According to the UN report, two training centres were established at the Kenya Wildlife Service training camp at Manyani, and near Archer’s Post in Isiolo.

“A total of 36 Somali officers were recruited to assist in the training under the command of a General Abdi Mahdi and Abdullahi Sheikh Ismail ‘Fartaag’. The officers completed one-month training in September 2009”.

The youths under the command of General Mahdi, a former Somali warlord, were supposed to be deployed on February 16, 2010 immediately after they completed their training.

They have been at the training camps since then waiting for their deployment.

Yesterday security analysts were fearful that if the squad is allowed back into the communities it would pose a grave security risk.
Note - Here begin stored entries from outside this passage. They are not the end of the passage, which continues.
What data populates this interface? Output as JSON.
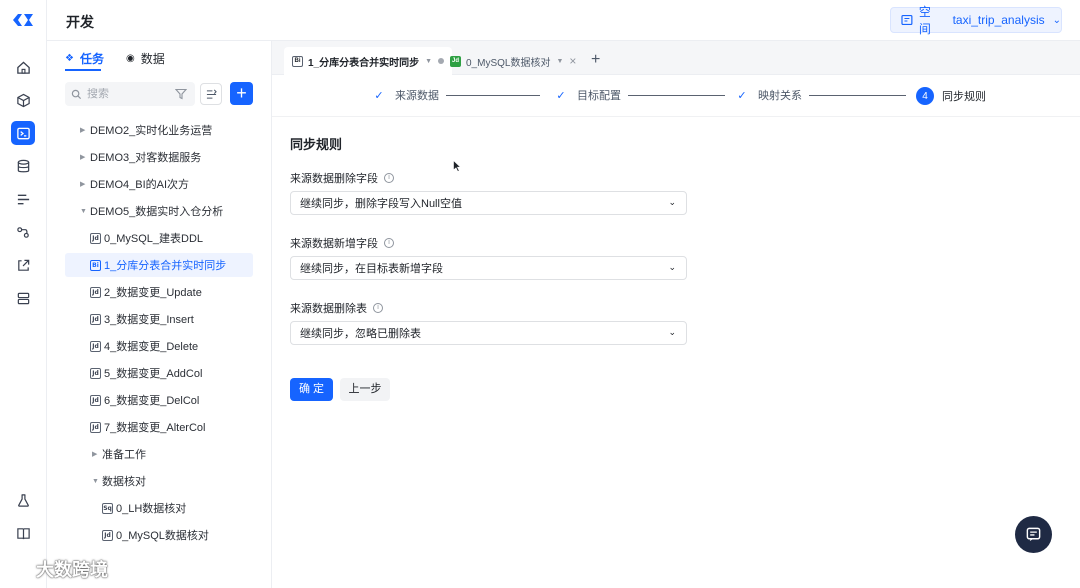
{
  "header": {
    "title": "开发",
    "space_label": "空间",
    "space_value": "taxi_trip_analysis"
  },
  "sidebar": {
    "tabs": [
      {
        "label": "任务"
      },
      {
        "label": "数据"
      }
    ],
    "search_placeholder": "搜索",
    "add_label": "+",
    "tree": [
      {
        "label": "DEMO2_实时化业务运营"
      },
      {
        "label": "DEMO3_对客数据服务"
      },
      {
        "label": "DEMO4_BI的AI次方"
      },
      {
        "label": "DEMO5_数据实时入仓分析"
      },
      {
        "label": "0_MySQL_建表DDL",
        "icon": "Jd"
      },
      {
        "label": "1_分库分表合并实时同步",
        "icon": "Bi"
      },
      {
        "label": "2_数据变更_Update",
        "icon": "Jd"
      },
      {
        "label": "3_数据变更_Insert",
        "icon": "Jd"
      },
      {
        "label": "4_数据变更_Delete",
        "icon": "Jd"
      },
      {
        "label": "5_数据变更_AddCol",
        "icon": "Jd"
      },
      {
        "label": "6_数据变更_DelCol",
        "icon": "Jd"
      },
      {
        "label": "7_数据变更_AlterCol",
        "icon": "Jd"
      },
      {
        "label": "准备工作"
      },
      {
        "label": "数据核对"
      },
      {
        "label": "0_LH数据核对",
        "icon": "Sq"
      },
      {
        "label": "0_MySQL数据核对",
        "icon": "Jd"
      }
    ]
  },
  "editor_tabs": [
    {
      "label": "1_分库分表合并实时同步",
      "icon": "Bi"
    },
    {
      "label": "0_MySQL数据核对",
      "icon": "Jd"
    }
  ],
  "tab_add_label": "+",
  "stepper": {
    "steps": [
      {
        "label": "来源数据"
      },
      {
        "label": "目标配置"
      },
      {
        "label": "映射关系"
      },
      {
        "label": "同步规则",
        "number": "4"
      }
    ],
    "current_index": 3
  },
  "form": {
    "title": "同步规则",
    "fields": [
      {
        "label": "来源数据删除字段",
        "value": "继续同步，删除字段写入Null空值"
      },
      {
        "label": "来源数据新增字段",
        "value": "继续同步，在目标表新增字段"
      },
      {
        "label": "来源数据删除表",
        "value": "继续同步，忽略已删除表"
      }
    ],
    "confirm_label": "确 定",
    "prev_label": "上一步"
  },
  "watermark": {
    "text": "大数跨境"
  },
  "colors": {
    "accent": "#1664ff",
    "fab": "#1f2a44"
  }
}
A few of the trainees escaped from the camp when they received reports they might be deployed to Mogadishu to fight the Al-Shabaab militants.

One of the Kenyan Somali trainers who sought anonymity told the Star that he and other trainers have not been paid since the programme started last September.

The youths who were each promised a salary of $150 (Sh11,400) a month after recruitment had also not been paid.

Last Tuesday the former Somalia Defence minister Mohamed Ghandi hosted elders from the Marehan and Ogaden clans to brief them on the training and deployment plans. The meeting, held at Chester House, Nairobi, also discussed the possibility of the two clans withdrawing their support to the Somali government.

Sources at the meeting said Ghandi assured the elders that the youths will be deployed in the Gedo and Juba region as he had initially planned when he was still Minister.